I have next .htaccess
in root directory
RewriteEngine on
RewriteRule ^$ index.php [L]
Order Deny,Allow
Deny from all
<Files index.php>
Allow from all
</Files>
And get Page 403 Forbidden for www.example.com
instead of www.example.com/index.php
.
URL www.example.com/index.php
is available.
Access to all files in the root directory is closed. These files are generated by scripts, the file names are unknown.
How to fix it?
<Files index.php> Allow from all </Files>
Try the following instead:
<FilesMatch "^(index\.php)?$">
Allow from all
</FilesMatch>
UPDATE: Added missed anchors!
(Although I would assume you are on Apache 2.4, so you should be using the corresponding Require
directives instead of Order
, Deny
and Allow
.)
Alternatively, replace all you existing directives with the following:
DirectoryIndex index.php
RewriteEngine On
RewriteRule !^(index\.php)?$ - [F]
This allows access to both example.com/
and example.com/index.php
. To block direct access to index.php
then try the following instead:
RewriteRule ^[^/]+$ - [F]
mod_dir (ie. "DirectoryIndex") is processed after mod_rewrite.

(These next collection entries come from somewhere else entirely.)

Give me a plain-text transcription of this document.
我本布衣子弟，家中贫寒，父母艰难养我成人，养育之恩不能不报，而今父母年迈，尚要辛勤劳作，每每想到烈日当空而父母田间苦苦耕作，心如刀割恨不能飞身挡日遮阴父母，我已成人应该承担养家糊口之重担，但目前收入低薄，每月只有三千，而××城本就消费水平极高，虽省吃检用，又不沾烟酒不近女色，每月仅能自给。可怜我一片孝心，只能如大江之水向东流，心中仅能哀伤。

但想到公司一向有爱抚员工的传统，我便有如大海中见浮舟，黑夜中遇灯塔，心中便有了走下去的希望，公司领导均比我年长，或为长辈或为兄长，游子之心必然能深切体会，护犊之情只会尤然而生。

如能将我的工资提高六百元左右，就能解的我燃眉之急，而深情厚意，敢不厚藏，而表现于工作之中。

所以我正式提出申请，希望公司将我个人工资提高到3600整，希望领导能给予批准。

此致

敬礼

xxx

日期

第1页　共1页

RewriteRule ^$ index.php [L]
This rule is redundant, it should be handled by DirectoryIndex
instead.
UPDATE:
RewriteRule !^(index.php)?$ - [F] works, but I add RewriteRule !^(index2.php)?$ - [F] for second file index2.php and It dont work... I am getting 403 error for www.example.com/index2.php... I need access to several files
By adding another rule it would end up blocking both URLs. Since one or other rule will always be successful.
You can use regex alternation in a single rule. For example:
RewriteRule !^(index\.php|index2\.php)?$ - [F]
The same regex could be used in the <FilesMatch>
container above.
Or, if you have many such exceptions, it might be more readable to have multiple conditions. For example:
RewriteCond %{REQUEST_URI} !=index.php
RewriteCond %{REQUEST_URI} !=index2.php
RewriteCond %{REQUEST_URI} !=index3.php
RewriteRule !^$ - [F]
Note, however, like your original rule, this also blocks URLs in "subdirectories", not just the root directory.